Posteriormente le atribuiría la razón de mi infelicidad al hecho de vivir con mi papá y no poder independizarme económicamente. “Cuando tenga mi casa luminosa y la decore como quiera, cuando tenga mi estudio propio para dar vida a mis proyectos, voy a ser realmente feliz”.
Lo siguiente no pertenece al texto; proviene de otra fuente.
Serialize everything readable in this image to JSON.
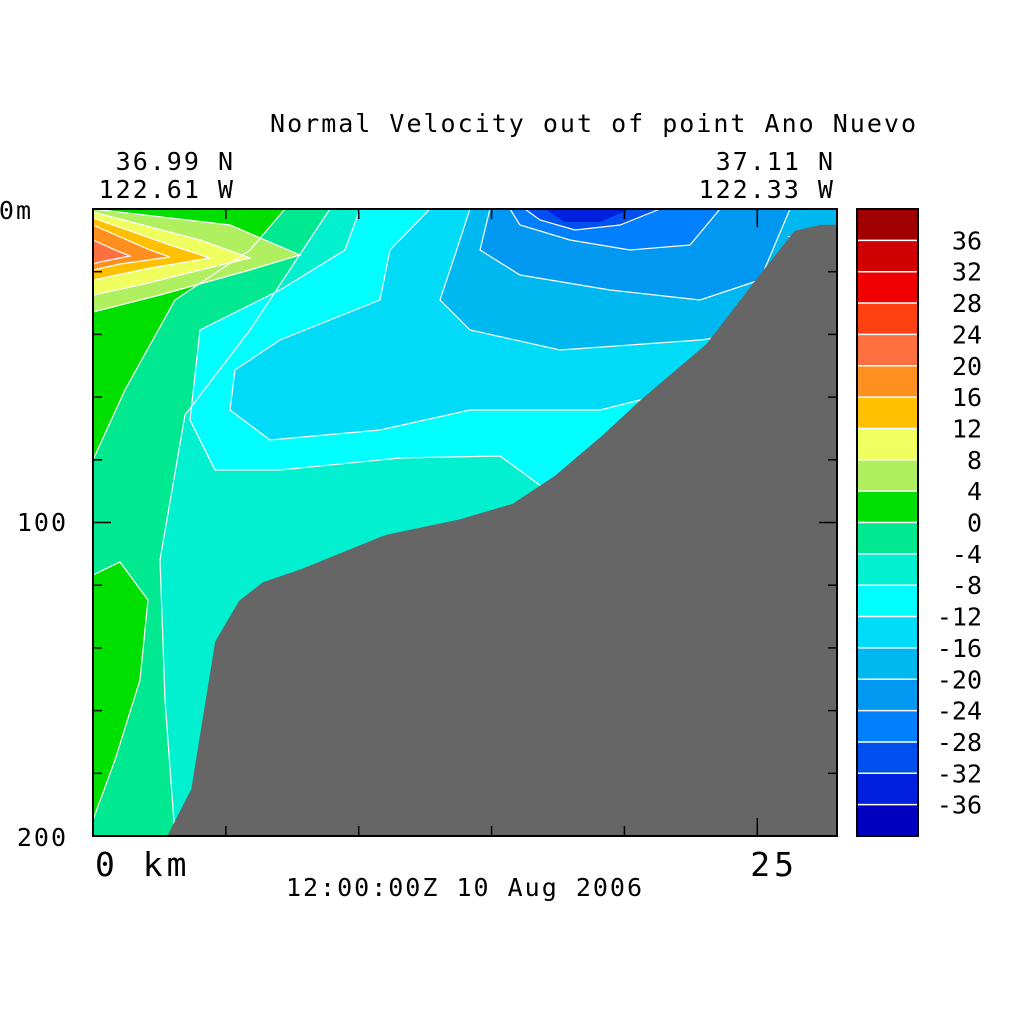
{
  "chart_data": {
    "type": "contour",
    "title": "Normal Velocity out of point Ano Nuevo",
    "subtitle": "12:00:00Z  10 Aug 2006",
    "start_point": {
      "lat": "36.99 N",
      "lon": "122.61 W"
    },
    "end_point": {
      "lat": "37.11 N",
      "lon": "122.33 W"
    },
    "x_axis": {
      "range": [
        0,
        28
      ],
      "tick_labels": [
        {
          "value": 0,
          "label": "0 km"
        },
        {
          "value": 25,
          "label": "25"
        }
      ],
      "minor_ticks": [
        0,
        5,
        10,
        15,
        20,
        25
      ]
    },
    "y_axis": {
      "range": [
        0,
        200
      ],
      "inverted": true,
      "tick_labels": [
        {
          "value": 0,
          "label": "0m"
        },
        {
          "value": 100,
          "label": "100"
        },
        {
          "value": 200,
          "label": "200"
        }
      ],
      "minor_ticks": [
        20,
        40,
        60,
        80,
        120,
        140,
        160,
        180
      ]
    },
    "grid": false,
    "colorbar": {
      "placement": "right",
      "levels": [
        -40,
        -36,
        -32,
        -28,
        -24,
        -20,
        -16,
        -12,
        -8,
        -4,
        0,
        4,
        8,
        12,
        16,
        20,
        24,
        28,
        32,
        36,
        40
      ],
      "tick_labels": [
        "-36",
        "-32",
        "-28",
        "-24",
        "-20",
        "-16",
        "-12",
        "-8",
        "-4",
        "0",
        "4",
        "8",
        "12",
        "16",
        "20",
        "24",
        "28",
        "32",
        "36"
      ],
      "colors": [
        "#0000c0",
        "#0020e0",
        "#0050f0",
        "#0080ff",
        "#0098f0",
        "#00b8f0",
        "#00dcf8",
        "#00ffff",
        "#00f0d0",
        "#00e890",
        "#00e000",
        "#b0f060",
        "#f0ff60",
        "#ffc000",
        "#ff9020",
        "#ff7040",
        "#ff4010",
        "#f00000",
        "#d00000",
        "#a00000"
      ]
    },
    "seafloor_color": "#666666",
    "bathymetry_km_m": [
      [
        2.8,
        200
      ],
      [
        3.7,
        185
      ],
      [
        4.6,
        138
      ],
      [
        5.5,
        125
      ],
      [
        6.4,
        119
      ],
      [
        7.8,
        115
      ],
      [
        11.0,
        104
      ],
      [
        13.8,
        99
      ],
      [
        15.8,
        94
      ],
      [
        17.4,
        85
      ],
      [
        19.2,
        72
      ],
      [
        20.6,
        61
      ],
      [
        23.1,
        43
      ],
      [
        25.0,
        22
      ],
      [
        26.4,
        7
      ],
      [
        27.4,
        5
      ],
      [
        28,
        5
      ]
    ]
  }
}
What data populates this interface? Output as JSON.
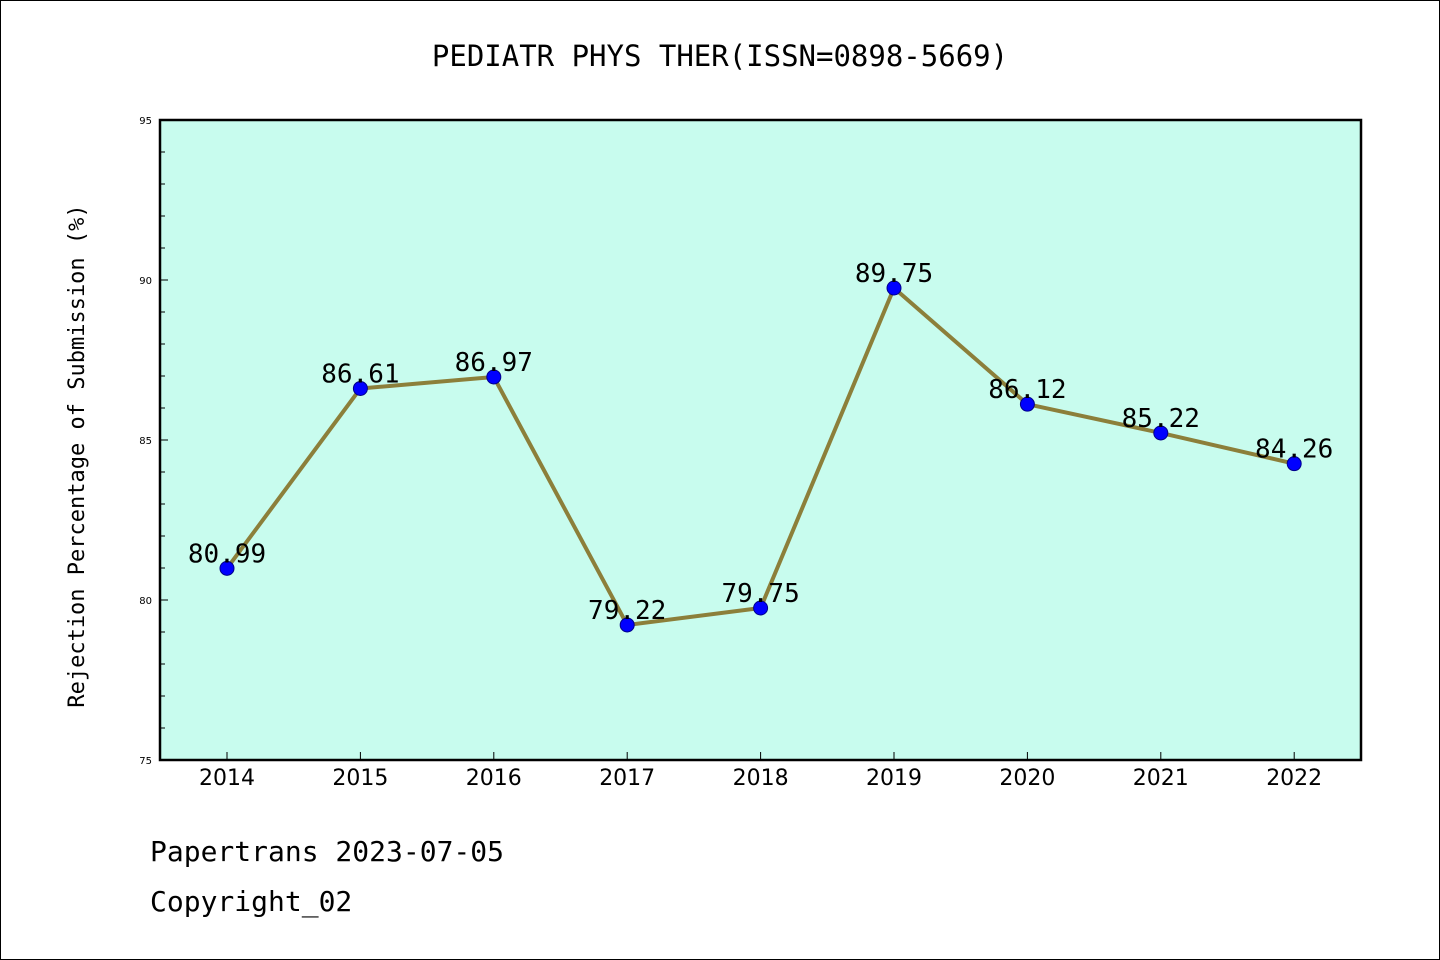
{
  "chart_data": {
    "type": "line",
    "title": "PEDIATR PHYS THER(ISSN=0898-5669)",
    "xlabel": "",
    "ylabel": "Rejection Percentage of Submission (%)",
    "categories": [
      "2014",
      "2015",
      "2016",
      "2017",
      "2018",
      "2019",
      "2020",
      "2021",
      "2022"
    ],
    "series": [
      {
        "values": [
          80.99,
          86.61,
          86.97,
          79.22,
          79.75,
          89.75,
          86.12,
          85.22,
          84.26
        ],
        "labels": [
          "80.99",
          "86.61",
          "86.97",
          "79.22",
          "79.75",
          "89.75",
          "86.12",
          "85.22",
          "84.26"
        ]
      }
    ],
    "ylim": [
      75,
      95
    ],
    "yticks": [
      "75",
      "80",
      "85",
      "90",
      "95"
    ],
    "grid": false,
    "colors": {
      "plot_background": "#c8fcee",
      "line": "#8c7f3a",
      "marker": "#0000ff"
    }
  },
  "footer": {
    "line1": "Papertrans 2023-07-05",
    "line2": "Copyright_02"
  }
}
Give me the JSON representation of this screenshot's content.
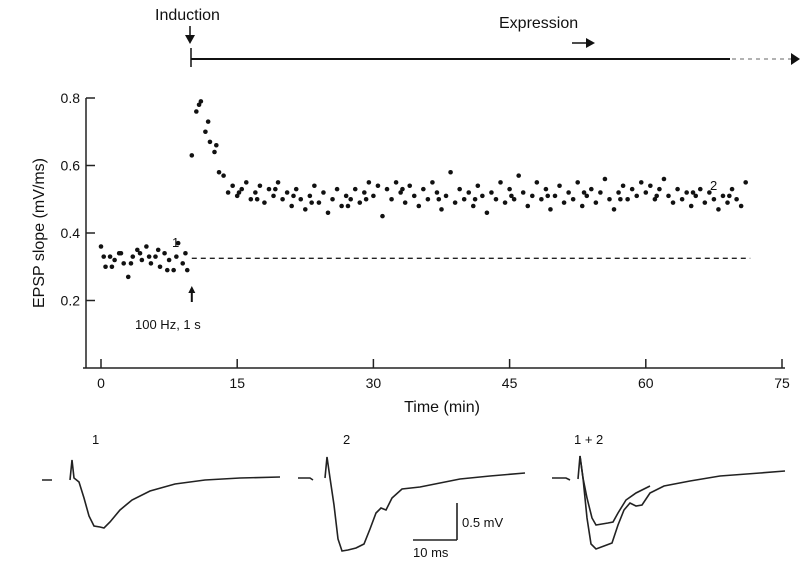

El tiempo pasó y pude independizarme, a fuerza de discusiones con mi papá. Me sentía plena por momentos pero en otros sentía que la espada de Damocles en cualquier momento caería sobre mi cabeza: ¿Y si no podía pagar el alquiler el siguiente mes? ¿Y si entraban a robarme? ¿Y si me quedaba sin trabajo y perdía todo lo que tenía?
Ansiedad.
Después vino la pandemia y no importaba ya tener mi propio departamento porque estaba encerrada las 24hs y me sentía asfixiada. Preferí mudarme unos meses con mi madre y mi hermano a la casa grande donde siempre habíamos vivido, para disfrutar de su compañía y no estar tan sola.
Me di cuenta entonces que, aunque los pensamientos ilusorios que tenemos son estáticos, las cosas están en constante cambio y movimiento. A esta altura hacía años que estaba meditando y tener esa respuesta me ayudó a afrontar la pandemia y muchos de los cambios importantes que tuve que atravesar en mi vida. Supe que, aunque uno tenga el hábito de buscar las cosas afuera y depender de ellas para ser feliz, lo importante es la mente de uno.
Entendí que uno nunca puede ser feliz si en su mente sólo hay deseos interminables, todo eso es ruido y agotamiento. Detrás de una nueva meta cumplida existe un nuevo deseo y la agonía por conseguir estas cosas ilusorias es interminable. El peso que sentía era el peso de mi misma codicia, de mis interminables metas.
En uno de los libros del maestro de la meditación, pude leer una frase que decía: “La felicidad viene cuando uno está ausente de su mente. La felicidad significa no tener ninguna preocupación”.
Desde luego, la felicidad no era llenarme de cosas, no era llenar mi mente de pensamientos agradables o buenos.
La felicidad es no tener nada de eso en la mente y, entonces, uno puede ser feliz.
Mirándolo ahora, es increíble cómo han cambiado mis umbrales de felicidad a lo largo de la historia de mi vida. Con cada año que pasa, soy más feliz por más tiempo, y esto es exponencial. Aunque seguí teniendo en mi mente estas metas imaginarias, ya no son tan inmensas ni me llenan de ruido o agobio.
Tenga todo o no tenga nada, mi mente está (cada vez por más tiempo) tranquila y feliz.